Hint: This function is easy if you use recursion: get the height of the left subtree, the height of the right subtree, and combine these two pieces of information to get the height of the current tree.

5. To test your implementation, run the following experiments.
1. Generate for each value of n, 10 real arrays of size n, filling each array with a random real number between 0 and n-1. For each array, scan it "left to right" (i.e., from slot 0 to slot 1 to slot 2, etc. all the way to slot n-1) and insert each real number into the binary search tree. After all the insertions have been completed, compute the height of the tree. Then compute the average height of the tree, over the 10 runs with this value of n. Do this for the following values of n: 1000, 2000, 3000, ..., 10,000 and plot the average height as a function of n.
2. Repeat the above experiment, but with each size-n real array generated in the following manner. Thus the array starts off with entries 0, 1, 2, ..., n-1 in that order. Then do the following 20 times: pick a pair of indices i and j, at random, in the range [0, n-1], and swap the elements in slots i and j. After this is done, we may no longer have a sorted array, but the array will still be "almost sorted." Plot the average tree height as a function of n.
3. Discuss and explain the different in the two plots.

2. Rotations are extremely important local operations that one can perform on binary trees. Rotations are used critically in all versions of binary search tree implementations in which an attempt is made to keep the tree balanced. These include AVL trees and red-black trees. Rotations are also used in the "self-adjusting" binary search trees called splay trees. There are two types of rotations: right rotation and left rotation. These are nicely illustrated at the Wikipedia page on tree rotations.
1. Implement the right rotation and the left rotation operations as methods in the tree. class. Use the following function headers:
```	void rightRotation(Node <E> localRoot)
void leftRotation(Node <E> localRoot)
```
2. The rotate-to-top tree is a data structure similar to the well-known splay tree data structure. It is just like a binary search tree, except that whenever we search for a node and find it, we bring it to the top of the tree using a sequence of rotate operations. Suppose we have found the key at a node x that is the left child of its parent y. Then performing a right rotation at y will move x up one level. This process can be repeated until x reaches the root.
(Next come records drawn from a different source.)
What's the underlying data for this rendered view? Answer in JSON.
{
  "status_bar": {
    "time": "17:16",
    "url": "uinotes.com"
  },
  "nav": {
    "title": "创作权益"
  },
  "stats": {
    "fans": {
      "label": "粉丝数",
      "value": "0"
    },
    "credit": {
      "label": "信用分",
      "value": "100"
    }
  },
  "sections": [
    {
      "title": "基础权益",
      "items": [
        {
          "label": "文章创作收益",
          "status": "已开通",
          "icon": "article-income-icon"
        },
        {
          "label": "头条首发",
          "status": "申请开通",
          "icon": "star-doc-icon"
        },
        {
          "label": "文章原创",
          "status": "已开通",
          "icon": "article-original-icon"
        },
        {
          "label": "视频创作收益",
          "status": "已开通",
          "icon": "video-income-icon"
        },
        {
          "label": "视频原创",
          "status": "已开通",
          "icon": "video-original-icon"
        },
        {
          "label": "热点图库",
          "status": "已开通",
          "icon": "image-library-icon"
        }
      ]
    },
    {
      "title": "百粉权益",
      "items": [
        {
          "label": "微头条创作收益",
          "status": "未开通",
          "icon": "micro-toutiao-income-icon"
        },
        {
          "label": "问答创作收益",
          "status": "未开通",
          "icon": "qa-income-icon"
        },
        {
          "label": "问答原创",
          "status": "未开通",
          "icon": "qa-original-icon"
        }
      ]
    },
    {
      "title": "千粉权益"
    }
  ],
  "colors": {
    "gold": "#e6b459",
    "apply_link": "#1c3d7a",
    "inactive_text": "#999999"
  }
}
Such a "self-adjusting" data structure is extremely effecient when certain elements are accessed frequently because such elements will spend most of their time close to the root of the tree.

Implement a class called rotateToTopTree which implements the data structure described above. The rotateToTopTree class is like the tree class, except that the find method behaves a bit differently. When this method finds a node x with the given key, it rotates x to the top; if find does not find a node with the given key, it takes the node y that was the last node in the search path and rotates y to the top.

3. A binary tree is said to be balanced if for every node x in the tree, the difference between the heights of the left subtree of x and the right subtree of x is 0, 1, or -1.
1. Insert the elements 30, 20, 35, 32, 33 in that order, into an empty binary search tree. Draw the resulting tree. Is it balanced? Explain your answer.
2. Start with the following binary search tree:
```	root = 100, left child of 100 = 80, right child of 100 = 120
left child of 80 = null, right child of 80 = 90
left child of 120 = null, right child of 120 = null
left child of 90 = 85, right child of 90 = null
left child of 85 = null, right child of 85 = null
```
Perform a left rotation at 80. Show the resulting tree. Is it balanced? Explain your answer.
3. Start with the binary search tree given above. Perform a right rotation at 90 and show the resulting tree. Perform a left rotation at 80 and show the resulting tree. Is it balanced? Explain your answer.